1. Secrets of production-level data pipelines in Python – Building and managing automated data workflows with Luigi and Airflow – (Japanese Edition)
Written by Rin Sakakuni, this book is a treasure trove for data engineers looking to enhance their knowledge on automating data workflows. The author dives deep into the workings of Luigi and Airflow, two powerful tools in the realm of data pipeline construction. This book demystifies the complexities of production-level data pipelines, making it accessible for beginners while still offering valuable insights for seasoned professionals.

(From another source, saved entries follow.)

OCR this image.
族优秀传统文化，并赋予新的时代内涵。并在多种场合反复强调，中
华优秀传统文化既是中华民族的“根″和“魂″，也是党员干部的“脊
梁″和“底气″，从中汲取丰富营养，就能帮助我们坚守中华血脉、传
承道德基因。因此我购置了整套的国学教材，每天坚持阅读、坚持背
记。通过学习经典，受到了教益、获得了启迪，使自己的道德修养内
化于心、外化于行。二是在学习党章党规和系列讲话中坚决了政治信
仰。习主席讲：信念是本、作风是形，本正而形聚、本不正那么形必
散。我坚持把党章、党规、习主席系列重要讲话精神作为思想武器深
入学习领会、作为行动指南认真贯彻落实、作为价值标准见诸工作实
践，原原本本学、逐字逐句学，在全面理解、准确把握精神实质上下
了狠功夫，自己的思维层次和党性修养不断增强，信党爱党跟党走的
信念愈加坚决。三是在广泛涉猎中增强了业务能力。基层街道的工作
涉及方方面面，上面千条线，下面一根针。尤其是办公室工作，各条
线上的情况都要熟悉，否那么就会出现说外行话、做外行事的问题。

One of the highlights of this book is its practical approach, filled with real-world examples that bring the concepts to life. Readers will appreciate the step-by-step instructions that guide them through the process of setting up and managing automated workflows effectively. Whether you’re working with large datasets or simply looking to optimize your processes, this book lays down a clear framework for success.

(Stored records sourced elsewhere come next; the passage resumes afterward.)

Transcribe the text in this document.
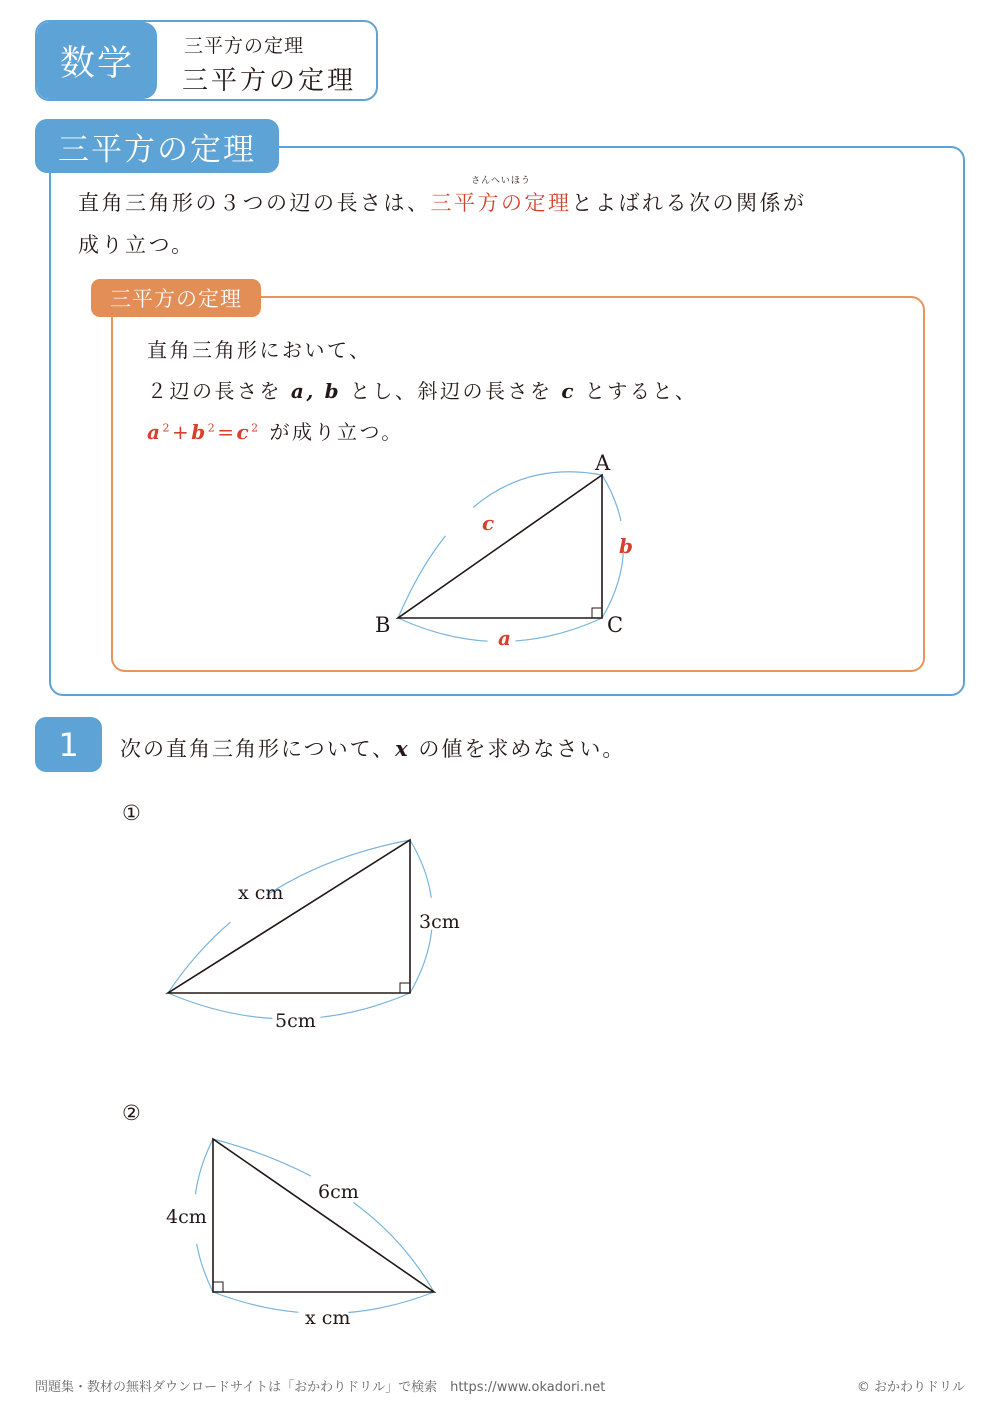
数学	三平方の定理
三平方の定理
三平方の定理
直角三角形の３つの辺の長さは、
さんへいほう
三平方の定理とよばれる次の関係が
成り立つ。
三平方の定理
直角三角形において、
２辺の長さを a, b とし、斜辺の長さを c とすると、
$a^2+b^2=c^2$ が成り立つ。
A
B	C
c
b
a
x cm
3cm
5cm
6cm
4cm
x cm
1	次の直角三角形について、x の値を求めなさい。
①
②
問題集・教材の無料ダウンロードサイトは「おかわりドリル」で検索　https://www.okadori.net	© おかわりドリル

Don’t miss the opportunity to grab this insightful read! You can check it out here.
2. Python for Data Engineering: Build ETL Pipelines and Handle Big Data Efficiently with Python
Authored by Greyson Chesterfield, this book is an essential guide for anyone looking to delve into data engineering using Python. It covers the necessary skills for building robust ETL (Extract, Transform, Load) pipelines, emphasizing efficiency and scalability in handling big data. The writing is clear, and the book is structured methodically, making it an easy read for those new to the field.

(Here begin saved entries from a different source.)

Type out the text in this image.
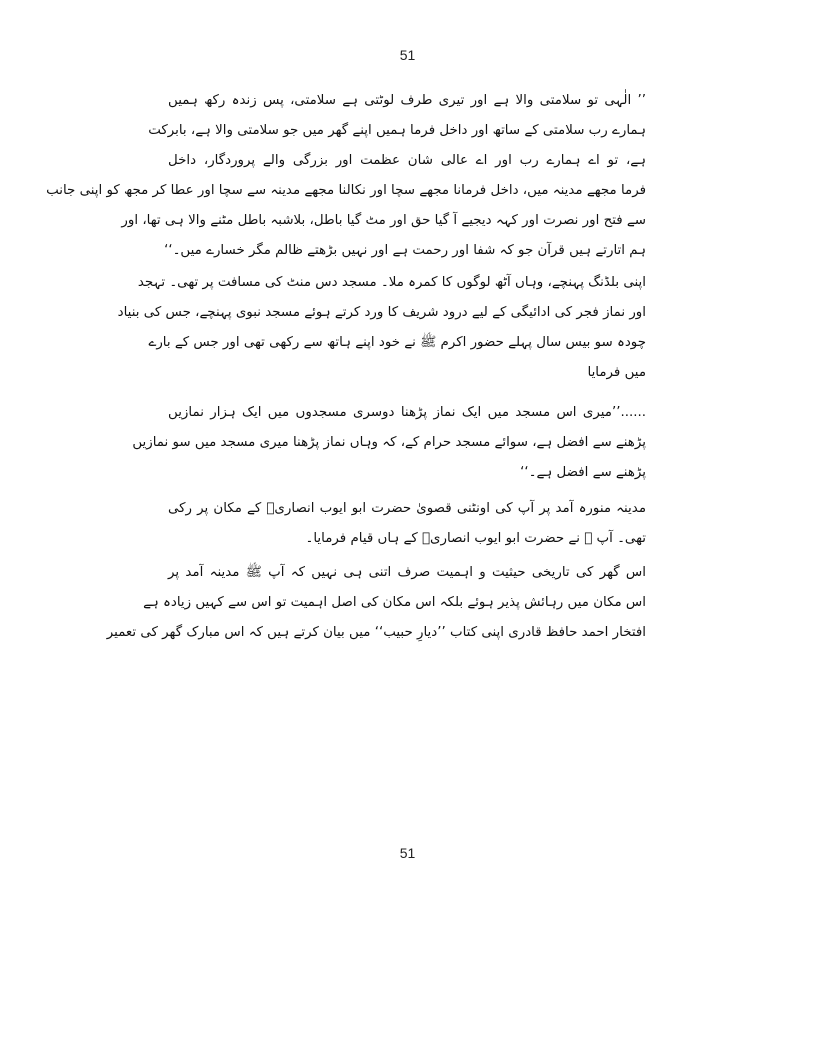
51
’’ الٰہی تو سلامتی والا ہے اور تیری طرف لوٹتی ہے سلامتی، پس زندہ رکھ ہمیں
ہمارے رب سلامتی کے ساتھ اور داخل فرما ہمیں اپنے گھر میں جو سلامتی والا ہے، بابرکت
ہے، تو اے ہمارے رب اور اے عالی شان عظمت اور بزرگی والے پروردگار، داخل
فرما مجھے مدینہ میں، داخل فرمانا مجھے سچا اور نکالنا مجھے مدینہ سے سچا اور عطا کر مجھ کو اپنی جانب
سے فتح اور نصرت اور کہہ دیجیے آ گیا حق اور مٹ گیا باطل، بلاشبہ باطل مٹنے والا ہی تھا، اور
ہم اتارتے ہیں قرآن جو کہ شفا اور رحمت ہے اور نہیں بڑھتے ظالم مگر خسارے میں۔‘‘
اپنی بلڈنگ پہنچے، وہاں آٹھ لوگوں کا کمرہ ملا۔ مسجد دس منٹ کی مسافت پر تھی۔ تہجد
اور نماز فجر کی ادائیگی کے لیے درود شریف کا ورد کرتے ہوئے مسجد نبوی پہنچے، جس کی بنیاد
چودہ سو بیس سال پہلے حضور اکرم ﷺ نے خود اپنے ہاتھ سے رکھی تھی اور جس کے بارے
میں فرمایا
......’’میری اس مسجد میں ایک نماز پڑھنا دوسری مسجدوں میں ایک ہزار نمازیں
پڑھنے سے افضل ہے، سوائے مسجد حرام کے، کہ وہاں نماز پڑھنا میری مسجد میں سو نمازیں
پڑھنے سے افضل ہے۔‘‘
مدینہ منورہ آمد پر آپ کی اونٹنی قصویٰ حضرت ابو ایوب انصاریؓ کے مکان پر رکی
تھی۔ آپ ﷺ نے حضرت ابو ایوب انصاریؓ کے ہاں قیام فرمایا۔
اس گھر کی تاریخی حیثیت و اہمیت صرف اتنی ہی نہیں کہ آپ ﷺ مدینہ آمد پر
اس مکان میں رہائش پذیر ہوئے بلکہ اس مکان کی اصل اہمیت تو اس سے کہیں زیادہ ہے
افتخار احمد حافظ قادری اپنی کتاب ’’دیارِ حبیب‘‘ میں بیان کرتے ہیں کہ اس مبارک گھر کی تعمیر
51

The author leverages practical examples alongside comprehensive explanations, ensuring that readers not only understand the theory but also how to apply these concepts in practical scenarios. With data being one of the most valuable assets today, mastering the skills outlined in this book can significantly boost your career in data engineering.
Explore this indispensable resource and start your journey toward mastering data pipes! Find it here.